Technically, there are signs we could see a slight pullback in the Australian market here, with the stochastic and 14-day RSI starting to roll over, as well as the index finding good sellers at the 61.8% retracement of the August-to-October sell-off (at 5466). I wouldn’t be surprised to see a move back to 5400 in the short term from here, but we have seen a period of underperformance relative to US markets. It’s likely this will continue.
The question now is whether the Fed will rock the boat in today’s meeting? I personally can’t see this happening and, judging by the fact the S&P 500 closed at session highs, it seems the wider trading and investor community don’t either. Implied overnight options volatility in EUR/USD (12.48%), AUD/USD (16.1%) and USD/JPY (13.96%) are certainly elevated, but that is happening because the market is still somewhat on edge after the recent moves. Plus, of course, we do have the Federal Reserve demanding the capital markets’ attention.
All about the Fed
There has been a lot of water under the bridge since the last FOMC meeting. But if we forget about all the news flow and repricing of interest rate markets since the 18 September meeting, in theory there is reason for the Fed to be quite positive, at least from a capital market perceptive. Since the last meeting, the US ten-year treasury has fallen 33 basis points. Retail gasoline prices have fallen 10% (currently at the lowest levels since December 2010) and the S&P 500 is only 1.1% lower, while the USD (on a trade-weighted basis) is up 1.5%.
These moves do lower the prospect that the Fed will talk specifically about the capital markets, but it certainly doesn’t give them scope to be hawkish. With inflation expectations falling, it will be interesting to see if the statement explores inflation expectations in more depth, especially as Mr Bullard planted that seed on 16 October.
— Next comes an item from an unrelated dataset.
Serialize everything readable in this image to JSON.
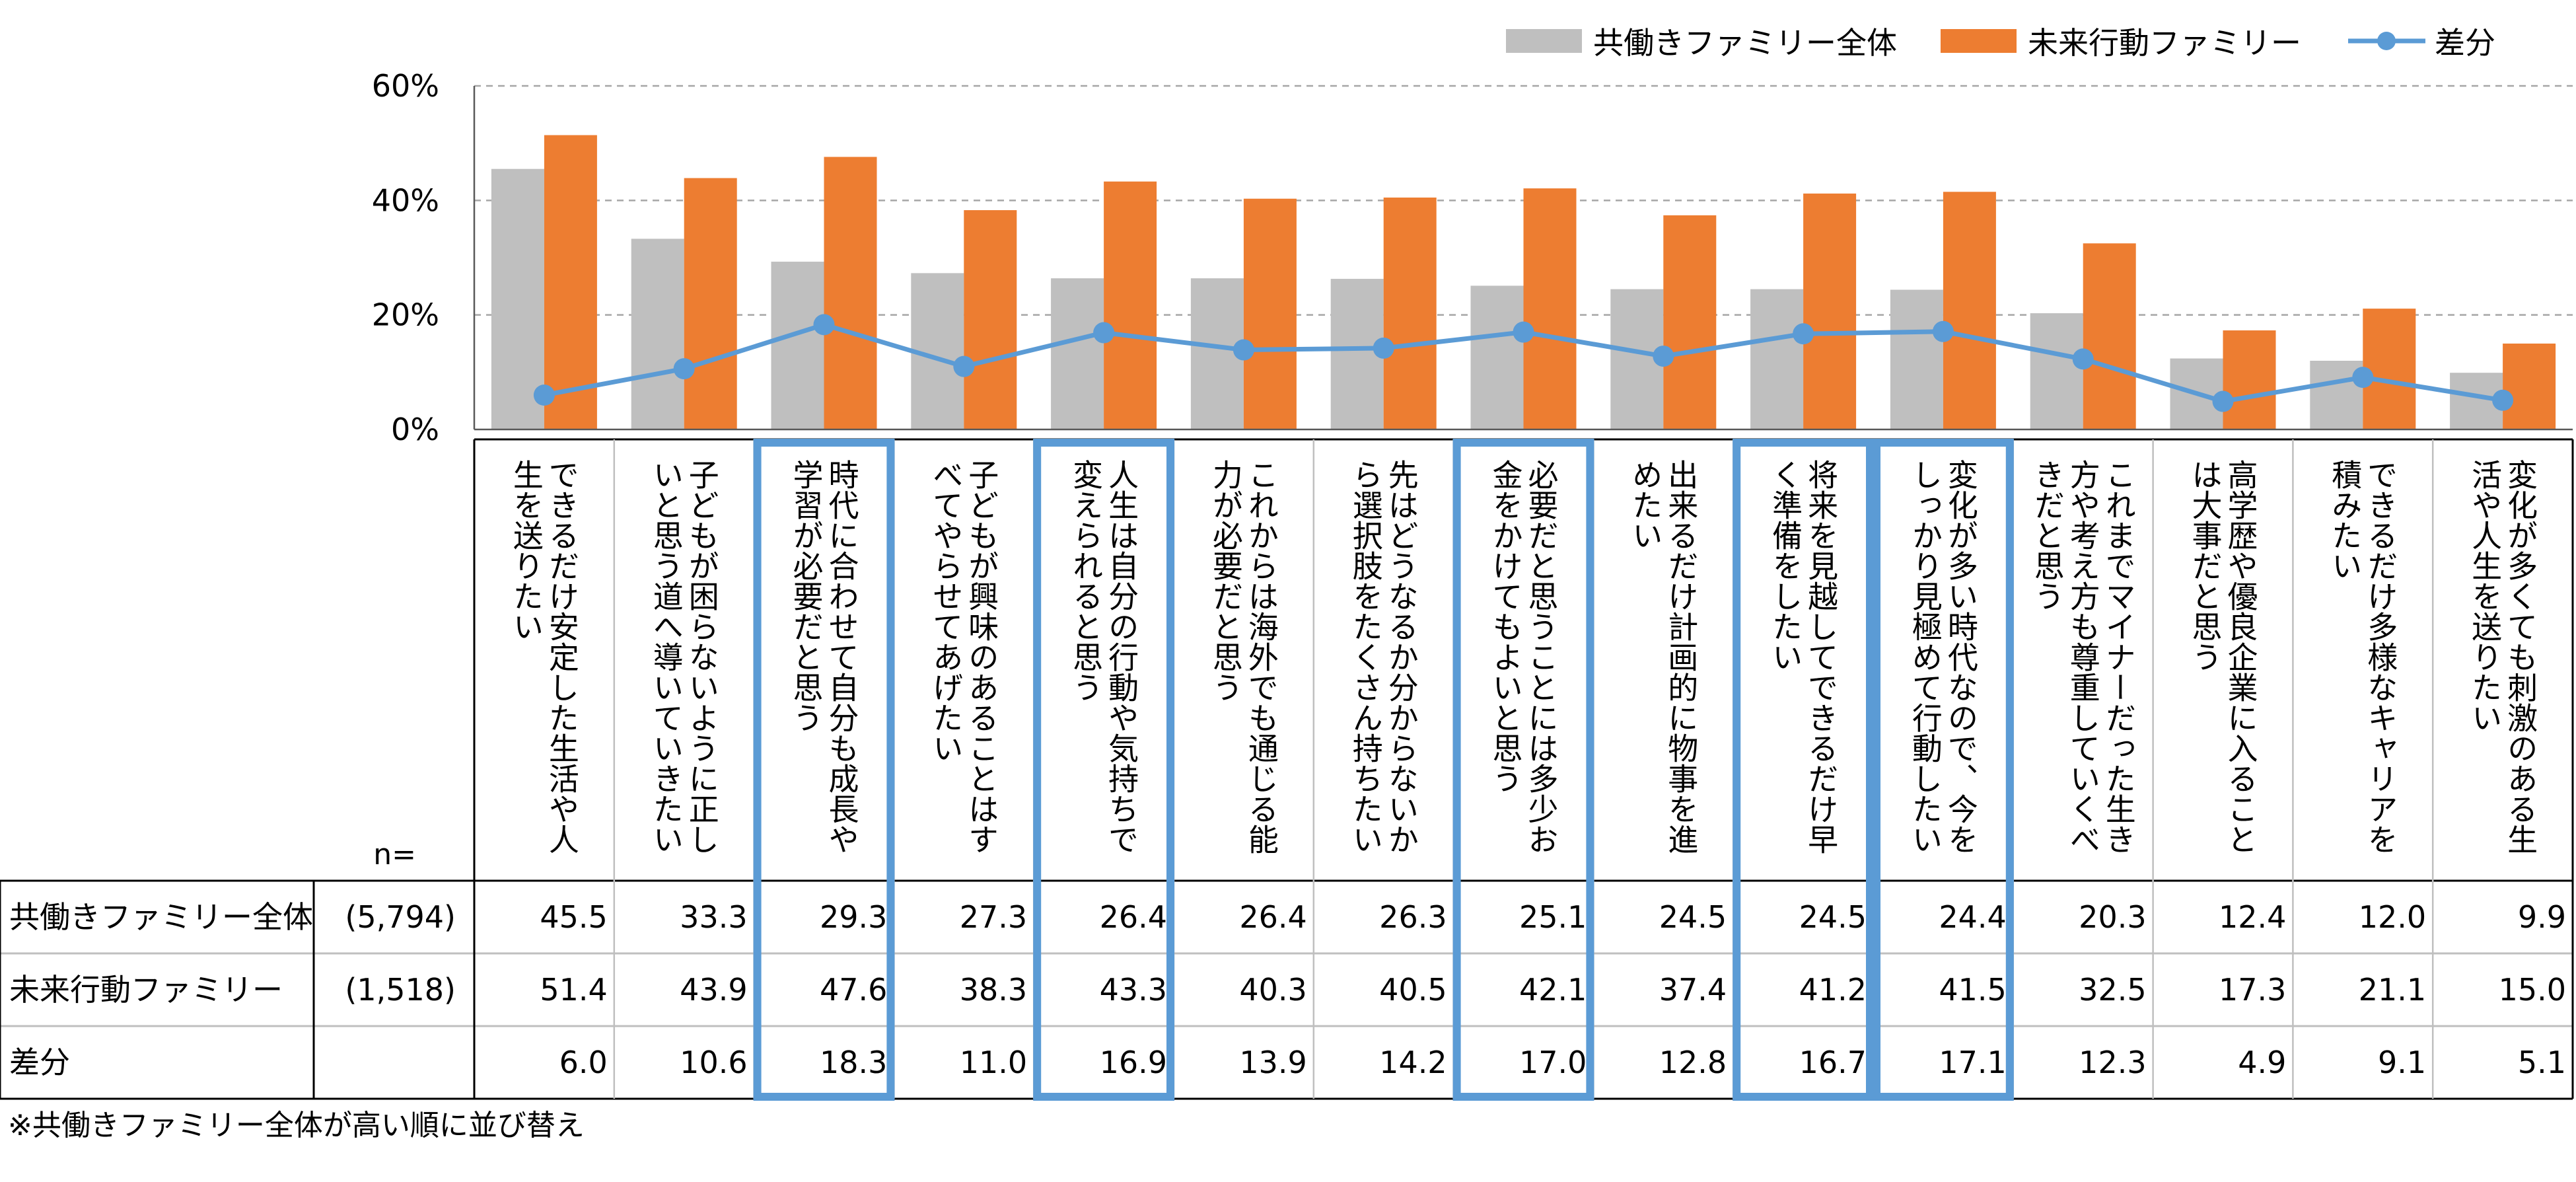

We should see the Fed end its QE program, pushing the US into a new era of monetary policy, although the cynics still feel that QE4 is just around the corner. The statement should continue to voice a ‘significant under-utilization’ of the labour market and a ‘considerable’ period of time between the end of QE and the first rate hike.
Recall the Fed’s last set of projections portrayed the funds rate would be at 1.37% by December 2015. The market is pricing the funds rate at 45 basis points by this period, so someone is clearly wrong. If trading is taking advantage of price misalignments, then this is perhaps one of the biggest divergences in many years. While we won’t get any new projections, rhetoric suggesting their view hasn’t materially changed could cause a USD rally. The fact we have already started to see a bear flattening of the US yield curve today (with the two-year treasury up three basis points today) is interesting.
The USD is consolidating, and is in a triangle pattern on the daily chart. My best guess is we will get a break to the upside, with the USD index needing to break above 85.71 (spot now at 85.41) for this pattern to play out. Traders will be looking to buy the break here, which should coincide with EUR/USD trading towards $1.2600, USD/JPY towards ¥108.93 and AUD/USD to $0.8800. Watch price action in the NZD too, with the RBNZ due out shortly after the FOMC meet. With soft inflation, it’s realistic to believe the statement will be fairly neutral.